When we planned to see the movie, I hadn't read the book yet, so I did. She Said is well-written, very didactic, which accounts for the difficulties the two journalists faced in carrying out their investigation.
There was one aspect that especially interested me. Weinstein's victims could not reveal their story because they had signed confidentiality agreements; Kantor and Twohey realized that the story they wanted report was not only what had happened but the very existence of those settlements. Documents are not just sources for the story; they are the story.
In my discipline, some authors have realized the relevance of documents not as sources, which supposedly tell us the data, but as historical facts.

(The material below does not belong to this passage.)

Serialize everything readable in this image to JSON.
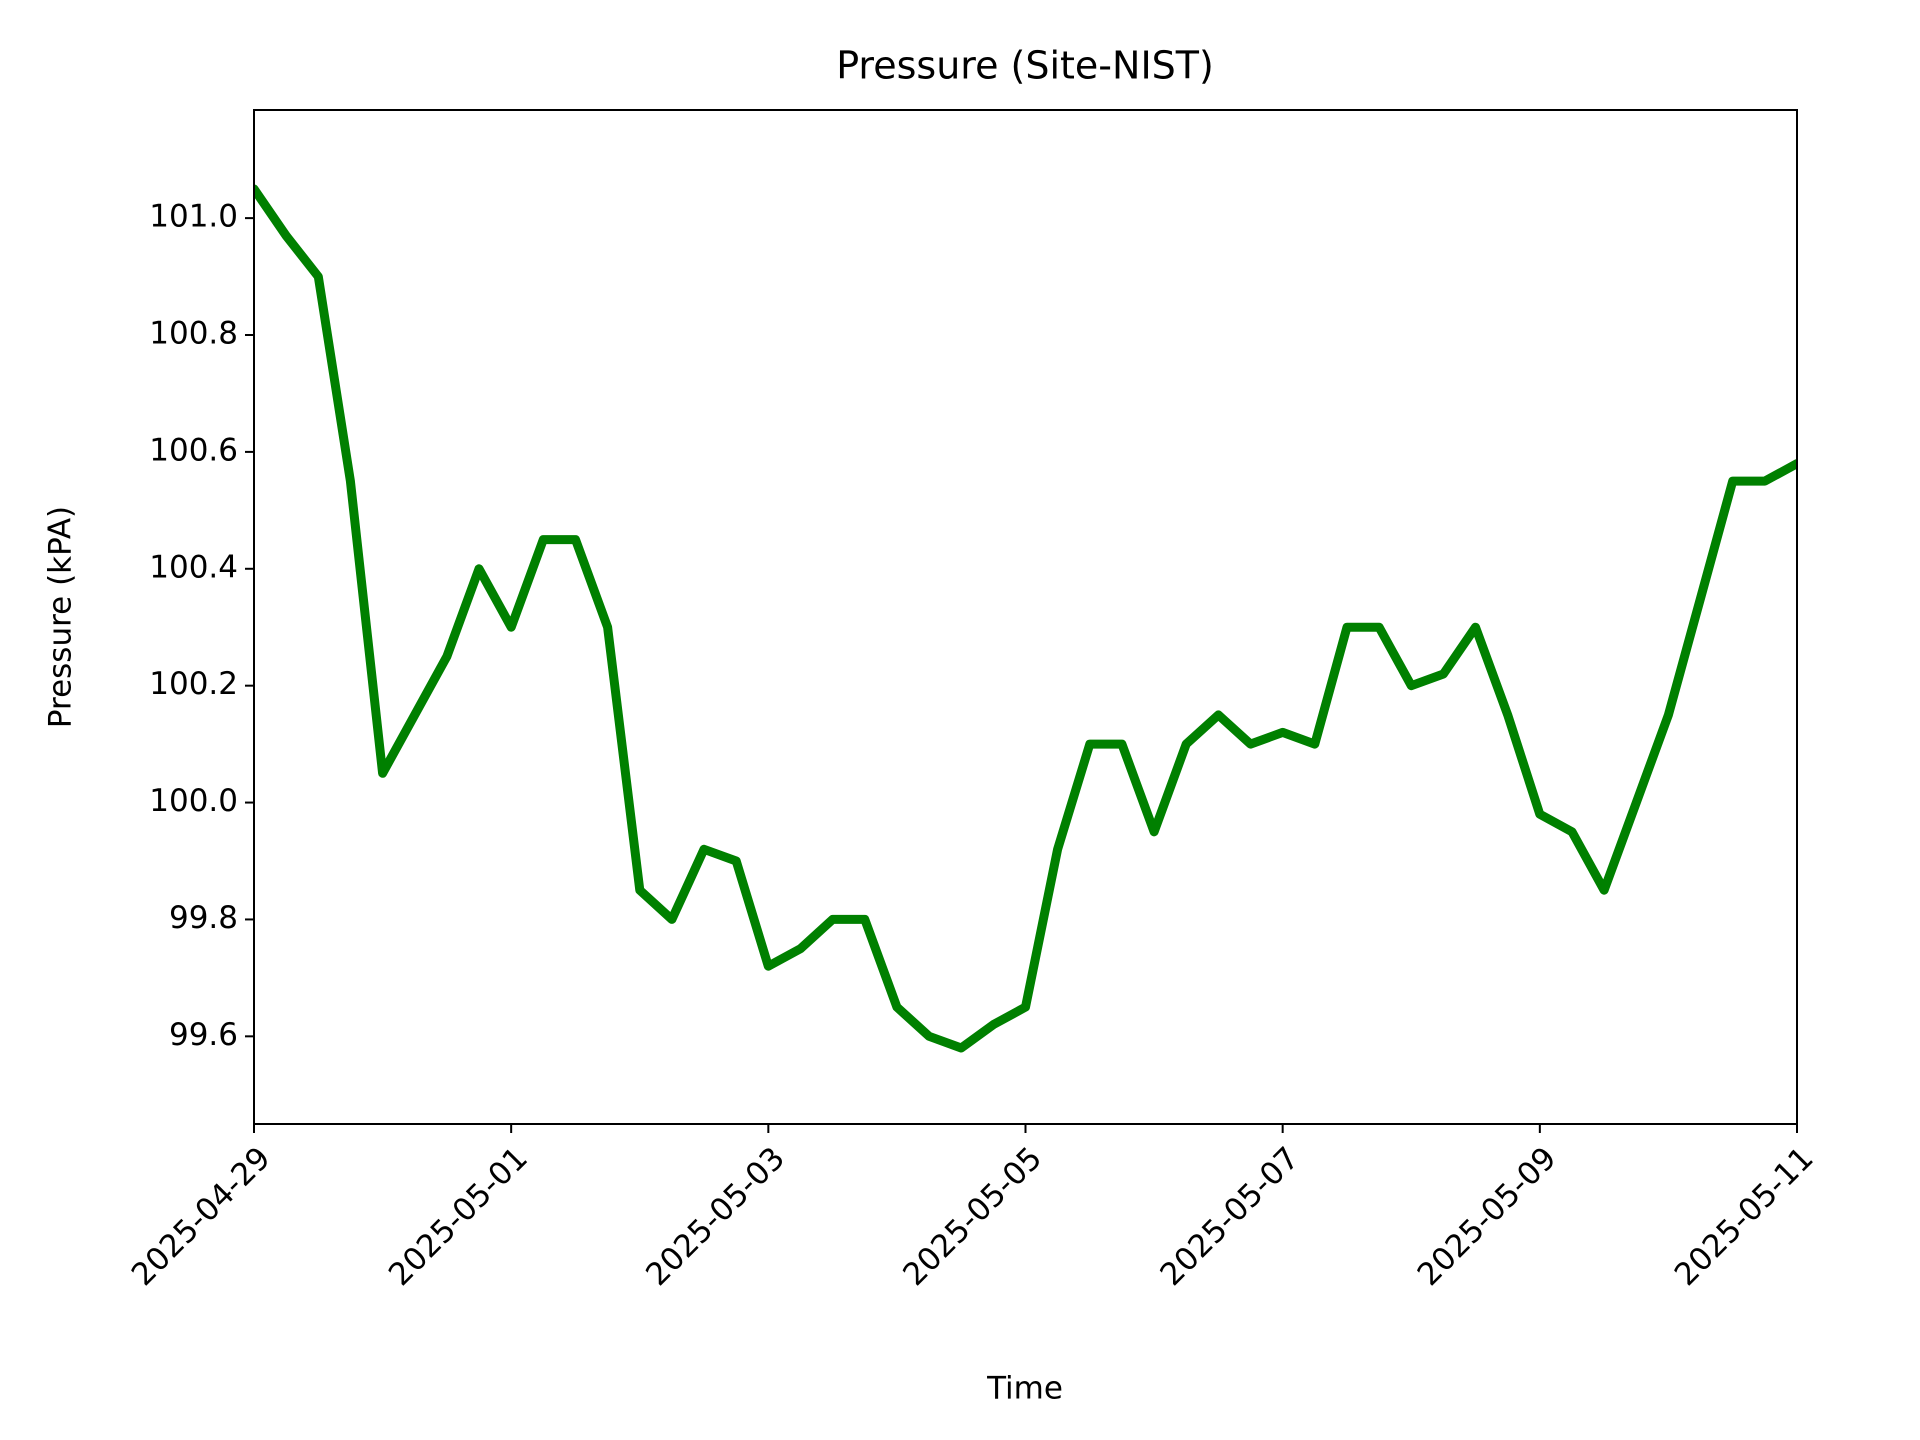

Raul Hilberg proved that the destruction of the European Jews in Germany was conducted intentionally by the institutions of the Nazi government because the state bureaucracy recorded everything that had happened.
Camilo Vicente Ovalle did something similar in Mexico. The Dirty War of the 1970s was a State Crime since the official documents showed that the police and military bureaucracy were committing crimes against the population.
As historians, we are never entirely convinced that what we read in the sources is the true, but we are sure of the very existence of the source, the document. It is time to stop believing that documents are just a way to "see" history: documents are history.